While sports has only started to use research as a tool to develop winning strategies over the past couple of years, radio stations have been doing it for much longer (our founder started providing insights in 1978).

Are you making data-influenced decisions in your strategic plan? Every day you have crucial programming decisions to make. How you present the audience with station components like music, personalities, contesting, and marketing – the foundation of our Image Pyramid – can be left strictly to intuition, or influenced by data.

Coleman Insights Image Pyramid

It’s possible while you’re programming on intuition alone, your competition is making data-influenced decisions.

It’s how even the great Bill Belichick got beat.

Is News of the Dashboard Radio’s Death Greatly Exaggerated?

Tuesdays With Coleman

We are all struck by the speed at which technology is moving—in general, and particularly around the automobile. Some recent studies predict that the autonomous car will dominate roadways by the year 2030. Sooner than that, new digital dashboards featuring Apple Car Play and Android Auto will be in almost every car, offering much greater choice beyond traditional FM radio.

Is in-car listening, one of the last safe havens for radio, about to go the way of the hand-cranked window? While the threat to radio listening in vehicles is certainly real, there is also reason to believe that the world may not be moving as fast as some may think. No matter what the future holds, we believe the best course is to follow the consumer to understand what they really want. The consumer should be our guide to understanding the new rules of car dashboards—and in audio entertainment in general. Consumers might also want to read the Honda Vezel Singapore review at Vin’s Automotive to enlighten themselves on the latest news concerning cars.

Car Radio Dashboard

Listening to consumers gives us reason for some optimism about FM radio’s importance in the car. First, the average Joe’s car does not look like the autonomous electrics we’ll see at the Consumer Electronics Show next month. Joe’s car is about 12 years old, with an FM radio, cassette deck and CD player. That was the basic layout of the entertainment system in most cars until the 2010 model year. That means many consumers will have an FM radio and a cassette player for at least another five or ten years.

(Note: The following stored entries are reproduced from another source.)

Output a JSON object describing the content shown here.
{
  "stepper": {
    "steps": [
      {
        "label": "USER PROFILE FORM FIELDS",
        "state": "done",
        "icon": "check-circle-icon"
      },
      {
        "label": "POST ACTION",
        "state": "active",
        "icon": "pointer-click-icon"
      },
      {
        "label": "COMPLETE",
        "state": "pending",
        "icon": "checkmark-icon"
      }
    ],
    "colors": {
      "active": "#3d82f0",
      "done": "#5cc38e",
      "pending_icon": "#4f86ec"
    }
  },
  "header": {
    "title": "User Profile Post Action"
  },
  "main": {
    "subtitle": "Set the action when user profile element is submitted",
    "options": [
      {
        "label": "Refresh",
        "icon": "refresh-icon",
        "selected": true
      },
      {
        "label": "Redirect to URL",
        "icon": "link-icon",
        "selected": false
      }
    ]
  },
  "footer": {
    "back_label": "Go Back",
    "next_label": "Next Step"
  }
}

Second, consumers have rejected new dashboards that lack a knob for the volume or the radio—even missing a CD player. Manufacturers have learned that consumer satisfaction drops significantly when they try to replace these basic features with newer technology. Honda, for example, backtracked and put a volume knob back into the design of its new cars after hearing complaints about their new dash concepts. Just because more streamline technology exists does not mean consumers want to learn to use it or be distracted by it at 70 mph.

Honda Car Radio Volume Knob

Third, more choices in audio entertainment in the car is not necessarily a good thing—or a desirable one—from the consumers’ perspective. The masses do not always want boundless choice; it often overwhelms them. This is a phenomenon known as the tyranny of choice. We might think that more choices make people happier. After all, they have a greater likelihood of finding what they really want. The opposite is often true. Too many choices leads to greater misery!

Curation and somebody to tell the people what is good remains highly important. While we might say we want infinite choice, often times what we really want is somebody combing through the choices and making a few good recommendations.

None of this suggest we should put our heads in the sand or ignore the threats that surround us. Certainly our industry needs to fight hard on two fronts. First, we need to continue to build strong brands and great content. That’s the part of the success equation we control as an industry. Listeners who really love your product will continue to seek it out regardless of the distribution means, as long as we don’t make it hard for them to find us.

Second, our industry must continuously remind the auto industry that the consumer wants radio. The delivery technology may change, but the auto industry cannot afford to get too far ahead of itself, or the consumer, and we must remind them of that.

So long as the consumer is driving—literally and figuratively—let’s give them what they want—great radio and an easy way to hear it.